Capitalization:    The “Capitalization” section of the preliminary prospectus supplement will be updated to reflect the following numbers (dollars in thousands):
   As adjusted cash and cash equivalents:    $ 486,154
   As adjusted borrowings under the revolving credit facility:    $ 222,011
   As adjusted common stock:    $ 949
   As adjusted additional paid-in-capital:    $ 823,512
Pricing date:    June 17, 2009   
Settlement date:    June 23, 2009   
Sole book-running manager:    J.P. Morgan Securities Inc.   


Co-managers:   

Citigroup Global Markets Inc.

Danske Markets Inc.

HSBC Securities (USA) Inc.

Mitsubishi UFJ Securities (USA), Inc.

Scotia Capital (USA) Inc.

UniCredit Capital Markets, Inc.

Certain relationships of the underwriters:    With respect to the Issuer’s revolving credit facility, a portion of which is being repaid with the net proceeds from the offering, (i) JPMorgan Chase Bank, N.A., an affiliate of J.P. Morgan Securities Inc., is the administrative agent and a lender, (ii) Bank of Tokyo-Mitsubishi UFJ Trust Company, an affiliate of Mitsubishi UFJ Securities (USA), Inc., is a syndication agent and a lender, (iii) Bayerische Hypo-und Vereinsbank AG, New York Branch, an affiliate of UniCredit Capital Markets, Inc., is a syndication agent and a lender, (iv) HSBC Bank USA, National Association, an affiliate of HSBC Securities (USA) Inc., is a syndication agent and a lender, (v) The Bank of Nova Scotia, an affiliate of Scotia Capital (USA) Inc., is a lender, (vi) Citibank, N.A., an affiliate of Citigroup Global Markets Inc., is a lender and (vii) Danske Bank A/S, an affiliate of Danske Markets Inc., is a lender.

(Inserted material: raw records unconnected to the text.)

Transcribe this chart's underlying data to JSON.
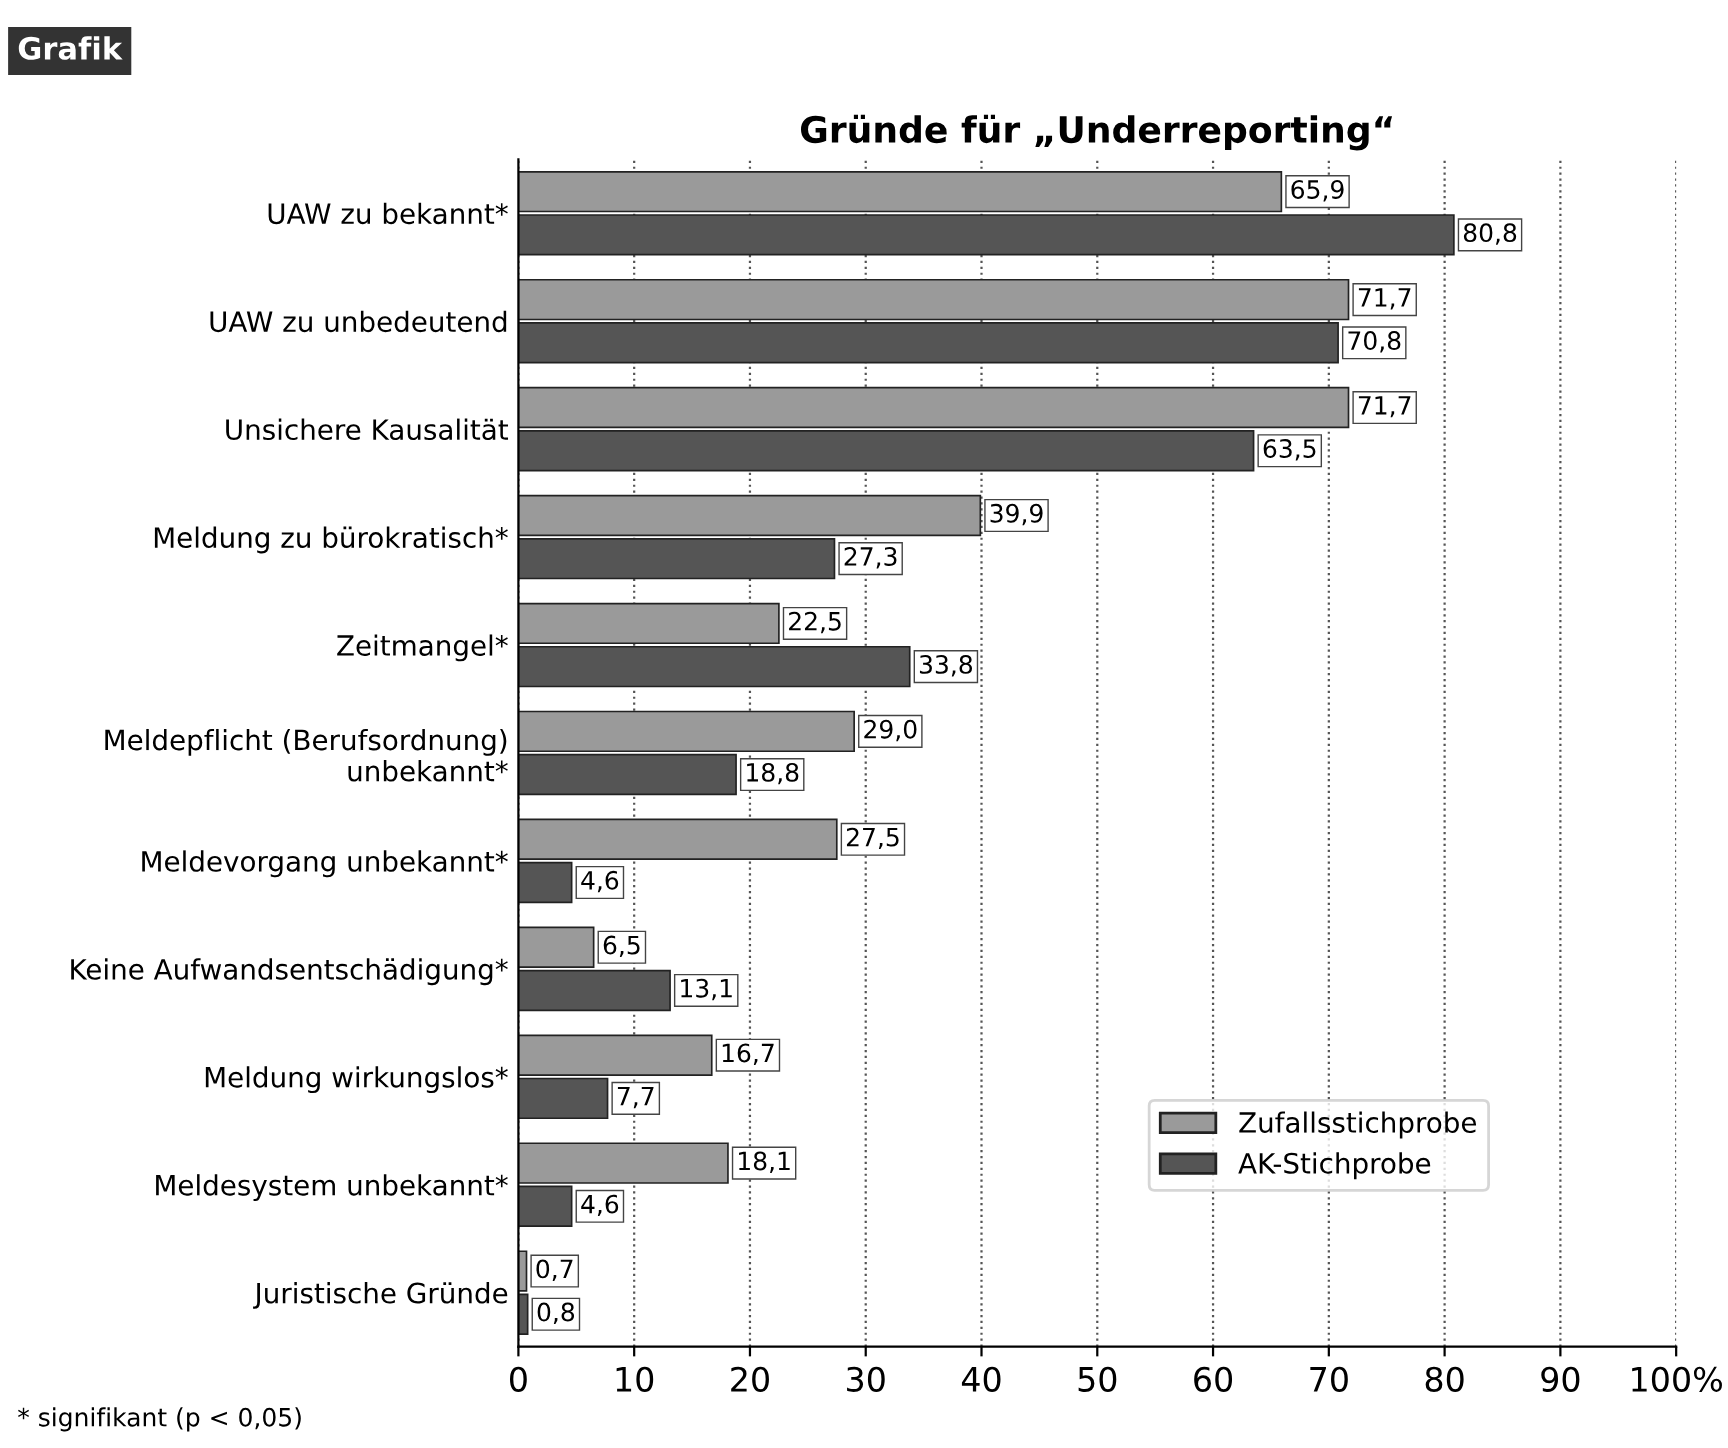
{
  "chart_data": {
    "type": "bar",
    "orientation": "horizontal",
    "title": "Gründe für „Underreporting“",
    "categories": [
      "UAW zu bekannt*",
      "UAW zu unbedeutend",
      "Unsichere Kausalität",
      "Meldung zu bürokratisch*",
      "Zeitmangel*",
      "Meldepflicht (Berufsordnung) unbekannt*",
      "Meldevorgang unbekannt*",
      "Keine Aufwandsentschädigung*",
      "Meldung wirkungslos*",
      "Meldesystem unbekannt*",
      "Juristische Gründe"
    ],
    "series": [
      {
        "name": "Zufallsstichprobe",
        "color": "#9a9a9a",
        "values": [
          65.9,
          71.7,
          71.7,
          39.9,
          22.5,
          29.0,
          27.5,
          6.5,
          16.7,
          18.1,
          0.7
        ],
        "value_labels": [
          "65,9",
          "71,7",
          "71,7",
          "39,9",
          "22,5",
          "29,0",
          "27,5",
          "6,5",
          "16,7",
          "18,1",
          "0,7"
        ]
      },
      {
        "name": "AK-Stichprobe",
        "color": "#555555",
        "values": [
          80.8,
          70.8,
          63.5,
          27.3,
          33.8,
          18.8,
          4.6,
          13.1,
          7.7,
          4.6,
          0.8
        ],
        "value_labels": [
          "80,8",
          "70,8",
          "63,5",
          "27,3",
          "33,8",
          "18,8",
          "4,6",
          "13,1",
          "7,7",
          "4,6",
          "0,8"
        ]
      }
    ],
    "xlim": [
      0,
      100
    ],
    "xticks": [
      0,
      10,
      20,
      30,
      40,
      50,
      60,
      70,
      80,
      90,
      {
        "value": 100,
        "label": "100%"
      }
    ],
    "grid": "x",
    "legend": "lower right",
    "annotations": [
      "Grafik",
      "* signifikant (p < 0,05)"
    ]
  }
}
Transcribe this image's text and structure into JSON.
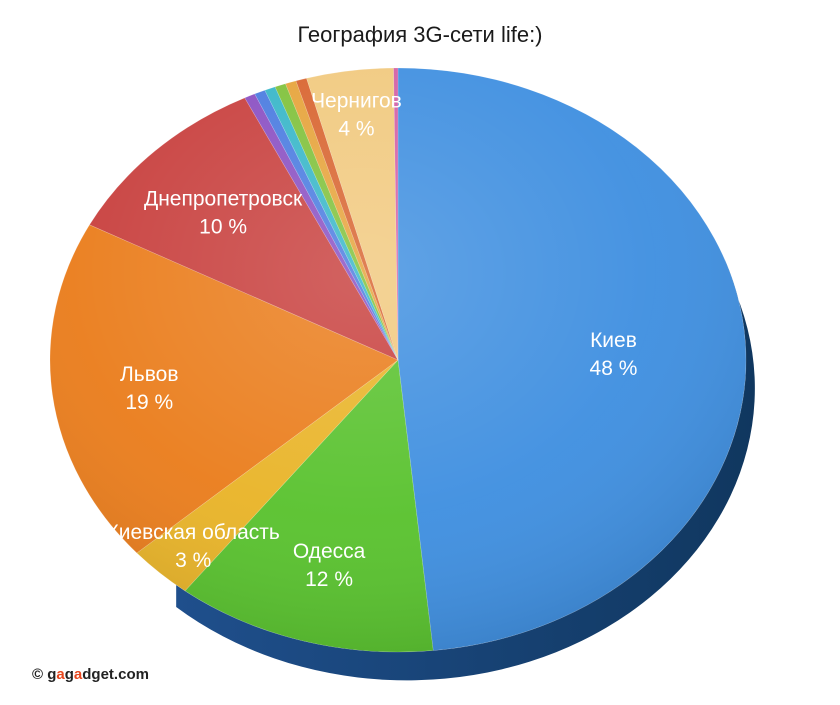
{
  "chart_data": {
    "type": "pie",
    "title": "География 3G-сети life:)",
    "slices": [
      {
        "name": "Киев",
        "label": "Киев",
        "value_label": "48 %",
        "value": 48.0,
        "color": "#3f8fe0"
      },
      {
        "name": "Одесса",
        "label": "Одесса",
        "value_label": "12 %",
        "value": 12.0,
        "color": "#59c22e"
      },
      {
        "name": "Киевская область",
        "label": "Киевская область",
        "value_label": "3 %",
        "value": 3.0,
        "color": "#e9b428"
      },
      {
        "name": "Львов",
        "label": "Львов",
        "value_label": "19 %",
        "value": 19.0,
        "color": "#ea7d1c"
      },
      {
        "name": "Днепропетровск",
        "label": "Днепропетровск",
        "value_label": "10 %",
        "value": 10.0,
        "color": "#c8403e"
      },
      {
        "name": "",
        "label": "",
        "value_label": "",
        "value": 0.5,
        "color": "#8a4fc2"
      },
      {
        "name": "",
        "label": "",
        "value_label": "",
        "value": 0.5,
        "color": "#4a7be0"
      },
      {
        "name": "",
        "label": "",
        "value_label": "",
        "value": 0.5,
        "color": "#37b6c8"
      },
      {
        "name": "",
        "label": "",
        "value_label": "",
        "value": 0.5,
        "color": "#7fc13a"
      },
      {
        "name": "",
        "label": "",
        "value_label": "",
        "value": 0.5,
        "color": "#e6a33a"
      },
      {
        "name": "",
        "label": "",
        "value_label": "",
        "value": 0.5,
        "color": "#d8642f"
      },
      {
        "name": "Чернигов",
        "label": "Чернигов",
        "value_label": "4 %",
        "value": 4.0,
        "color": "#f1c97e"
      },
      {
        "name": "",
        "label": "",
        "value_label": "",
        "value": 0.2,
        "color": "#d25fa6"
      }
    ]
  },
  "watermark": {
    "copyright": "©",
    "brand_part1": "g",
    "brand_accent1": "a",
    "brand_part2": "g",
    "brand_accent2": "a",
    "brand_part3": "dget.com"
  }
}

The Issuer has filed a registration statement (including a prospectus) with the SEC for the offering to which this communication relates. Before you invest, you should read the prospectus in that registration statement and other documents the Issuer has filed with the SEC for more complete information about the Issuer and this offering. You may get these documents for free by visiting EDGAR on the Securities and Exchange Commission website at www.sec.gov. Alternatively, the Issuer, any underwriter or any dealer participating in the offering will arrange to send to you the prospectus if you request it by calling toll-free 1-866-430-0686.